NASA and Google converting micro-satellites into real-life astromechs


Last August, Japan launched the world's first humanoid robot astronaut into space. The diminutive and adorable Kirobo now resides on the International Space Station (ISS) alongside its human counterparts — as well as a trio of other robot crew members who happen to have been there for years.
At least that's one way of thinking of NASA's Synchronized Position Hold, Engage, Reorient, Experimental Satellites (SPHERES). The three odd little orbs have been aboard the ISS and taking part in dozens of microgravity experiments since September of 2010. In 2011, the final voyage of Space Shuttle Atlantis brought the SPHERES their first smartphone brains, increasing their processing power. Now, thanks to Google's Project Tango, the robot satellites are about to get another upgrade — one which could give them the smarts to actually become productive members of the station's crew.

Project Tango's real-time 3D mapping technology will allow the SPHERES to autonomously navigate their surroundings in zero G, even completing tasks as complicated as taking inventory and interior environment surveys for the station's crew.
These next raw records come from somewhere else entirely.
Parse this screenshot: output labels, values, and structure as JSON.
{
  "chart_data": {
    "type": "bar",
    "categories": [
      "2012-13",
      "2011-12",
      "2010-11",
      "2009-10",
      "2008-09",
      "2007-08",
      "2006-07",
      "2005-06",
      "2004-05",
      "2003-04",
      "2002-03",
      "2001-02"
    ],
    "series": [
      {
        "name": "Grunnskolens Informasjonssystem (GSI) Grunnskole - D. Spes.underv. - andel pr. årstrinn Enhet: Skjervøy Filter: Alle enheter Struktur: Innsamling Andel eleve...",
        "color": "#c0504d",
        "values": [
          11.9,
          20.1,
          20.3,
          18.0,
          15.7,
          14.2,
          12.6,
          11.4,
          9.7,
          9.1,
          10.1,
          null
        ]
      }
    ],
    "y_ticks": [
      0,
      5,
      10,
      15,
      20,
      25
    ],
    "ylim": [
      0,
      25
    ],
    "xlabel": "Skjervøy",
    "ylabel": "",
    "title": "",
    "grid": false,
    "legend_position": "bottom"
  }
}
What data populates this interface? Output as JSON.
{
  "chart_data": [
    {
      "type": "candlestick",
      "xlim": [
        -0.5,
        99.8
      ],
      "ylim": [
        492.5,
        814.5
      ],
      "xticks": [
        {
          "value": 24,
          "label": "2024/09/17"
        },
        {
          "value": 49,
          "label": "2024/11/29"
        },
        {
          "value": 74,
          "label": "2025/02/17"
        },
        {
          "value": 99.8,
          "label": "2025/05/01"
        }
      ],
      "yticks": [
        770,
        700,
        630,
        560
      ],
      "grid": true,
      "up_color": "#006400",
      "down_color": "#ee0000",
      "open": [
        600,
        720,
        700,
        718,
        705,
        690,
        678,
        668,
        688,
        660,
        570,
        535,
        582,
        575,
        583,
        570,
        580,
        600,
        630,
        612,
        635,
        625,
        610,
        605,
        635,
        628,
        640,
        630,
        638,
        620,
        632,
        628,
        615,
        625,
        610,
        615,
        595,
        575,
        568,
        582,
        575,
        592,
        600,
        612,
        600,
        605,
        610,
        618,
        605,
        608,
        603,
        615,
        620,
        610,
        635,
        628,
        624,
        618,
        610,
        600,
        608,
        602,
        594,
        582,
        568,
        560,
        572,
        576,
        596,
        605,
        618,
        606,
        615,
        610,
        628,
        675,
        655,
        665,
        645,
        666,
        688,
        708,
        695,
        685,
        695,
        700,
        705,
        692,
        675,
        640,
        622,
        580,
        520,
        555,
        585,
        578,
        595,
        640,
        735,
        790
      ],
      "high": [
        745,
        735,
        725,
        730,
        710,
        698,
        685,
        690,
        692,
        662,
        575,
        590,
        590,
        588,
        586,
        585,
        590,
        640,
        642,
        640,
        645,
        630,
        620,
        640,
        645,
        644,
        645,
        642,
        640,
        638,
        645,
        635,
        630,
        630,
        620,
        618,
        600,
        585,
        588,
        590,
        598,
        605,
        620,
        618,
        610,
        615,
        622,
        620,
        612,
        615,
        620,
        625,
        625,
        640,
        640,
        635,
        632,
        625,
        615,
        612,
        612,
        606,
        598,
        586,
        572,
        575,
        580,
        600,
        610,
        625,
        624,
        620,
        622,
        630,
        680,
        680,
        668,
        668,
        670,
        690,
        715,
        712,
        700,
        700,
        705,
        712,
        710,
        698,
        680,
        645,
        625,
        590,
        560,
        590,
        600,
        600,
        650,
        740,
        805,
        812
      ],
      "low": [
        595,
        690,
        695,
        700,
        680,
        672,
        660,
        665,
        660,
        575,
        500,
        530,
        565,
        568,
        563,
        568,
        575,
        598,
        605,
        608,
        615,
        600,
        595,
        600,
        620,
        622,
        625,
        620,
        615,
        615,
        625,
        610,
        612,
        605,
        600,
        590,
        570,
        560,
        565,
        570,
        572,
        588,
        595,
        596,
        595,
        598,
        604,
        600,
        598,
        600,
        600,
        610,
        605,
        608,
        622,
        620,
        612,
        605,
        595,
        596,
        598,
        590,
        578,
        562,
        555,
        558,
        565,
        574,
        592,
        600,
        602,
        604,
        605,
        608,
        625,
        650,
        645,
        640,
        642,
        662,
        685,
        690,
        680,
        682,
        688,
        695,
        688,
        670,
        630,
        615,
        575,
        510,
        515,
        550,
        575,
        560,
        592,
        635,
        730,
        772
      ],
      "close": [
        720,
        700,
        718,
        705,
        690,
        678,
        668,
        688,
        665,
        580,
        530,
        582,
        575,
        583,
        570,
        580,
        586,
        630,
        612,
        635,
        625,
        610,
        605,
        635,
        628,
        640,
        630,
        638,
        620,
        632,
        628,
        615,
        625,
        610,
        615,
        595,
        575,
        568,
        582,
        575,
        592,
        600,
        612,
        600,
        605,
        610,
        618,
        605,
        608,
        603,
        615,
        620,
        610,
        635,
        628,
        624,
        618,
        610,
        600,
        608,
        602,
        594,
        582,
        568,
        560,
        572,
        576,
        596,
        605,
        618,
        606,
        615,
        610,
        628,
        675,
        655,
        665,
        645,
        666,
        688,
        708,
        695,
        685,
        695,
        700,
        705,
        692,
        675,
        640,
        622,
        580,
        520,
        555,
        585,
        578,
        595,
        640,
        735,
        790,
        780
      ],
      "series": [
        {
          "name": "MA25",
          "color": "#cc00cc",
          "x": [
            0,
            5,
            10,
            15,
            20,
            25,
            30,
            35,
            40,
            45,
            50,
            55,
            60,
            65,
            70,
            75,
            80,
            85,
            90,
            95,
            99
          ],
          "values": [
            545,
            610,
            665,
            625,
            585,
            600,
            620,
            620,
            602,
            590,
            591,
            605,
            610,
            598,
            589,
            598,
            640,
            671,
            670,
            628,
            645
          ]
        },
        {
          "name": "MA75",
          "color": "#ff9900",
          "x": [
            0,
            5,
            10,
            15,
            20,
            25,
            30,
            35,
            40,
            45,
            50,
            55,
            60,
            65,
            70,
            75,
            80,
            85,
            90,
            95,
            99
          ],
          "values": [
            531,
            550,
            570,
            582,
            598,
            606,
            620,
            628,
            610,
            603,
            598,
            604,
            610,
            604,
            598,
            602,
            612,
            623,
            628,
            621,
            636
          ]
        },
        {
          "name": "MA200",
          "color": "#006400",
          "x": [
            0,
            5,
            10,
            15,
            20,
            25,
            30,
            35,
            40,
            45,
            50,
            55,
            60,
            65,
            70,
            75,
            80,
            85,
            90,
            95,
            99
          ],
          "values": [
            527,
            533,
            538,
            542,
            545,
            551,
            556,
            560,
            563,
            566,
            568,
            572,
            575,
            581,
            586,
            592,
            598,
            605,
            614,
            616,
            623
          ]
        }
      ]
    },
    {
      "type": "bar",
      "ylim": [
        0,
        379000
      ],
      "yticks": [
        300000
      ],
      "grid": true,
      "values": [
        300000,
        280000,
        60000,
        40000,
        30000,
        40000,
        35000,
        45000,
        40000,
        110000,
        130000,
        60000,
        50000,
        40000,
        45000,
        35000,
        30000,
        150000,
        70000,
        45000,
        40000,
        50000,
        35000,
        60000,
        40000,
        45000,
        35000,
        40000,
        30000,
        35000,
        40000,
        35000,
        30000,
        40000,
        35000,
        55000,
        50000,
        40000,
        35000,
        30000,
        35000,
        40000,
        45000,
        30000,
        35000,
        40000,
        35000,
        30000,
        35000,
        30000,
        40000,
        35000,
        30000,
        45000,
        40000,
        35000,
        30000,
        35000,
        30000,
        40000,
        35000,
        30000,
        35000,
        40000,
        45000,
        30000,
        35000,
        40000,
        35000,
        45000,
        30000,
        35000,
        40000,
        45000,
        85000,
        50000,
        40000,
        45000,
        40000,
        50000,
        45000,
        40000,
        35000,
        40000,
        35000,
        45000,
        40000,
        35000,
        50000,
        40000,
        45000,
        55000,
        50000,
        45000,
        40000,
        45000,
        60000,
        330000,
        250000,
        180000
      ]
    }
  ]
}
Already capable of maneuvering themselves about the station, NASA feels that the SPHERES are on the verge of becoming "mobile assistants" for astronauts, both inside and outside the station's walls. Astronauts doing repairs during a spacewalk will have a robot assistant holding their tools and carrying out odd jobs. Also, by turning over the day-to-day operation of the space station to the SPHERES, astronauts will have more time for experimentation and communication with mission control.
Obviously none of this will happen overnight. Before making it to the ISS, the Project Tango phones will have to be tested aboard a reduced gravity aircraft. Then the phones will have to be hitched up to the SPHERES and tested. Someday, however, NASA sees the SPHERES working in tandem with other robot crew members to help space-faring humans operate their ships. They could quite literally become the first astromech droids to exist outside of a galaxy far, far away.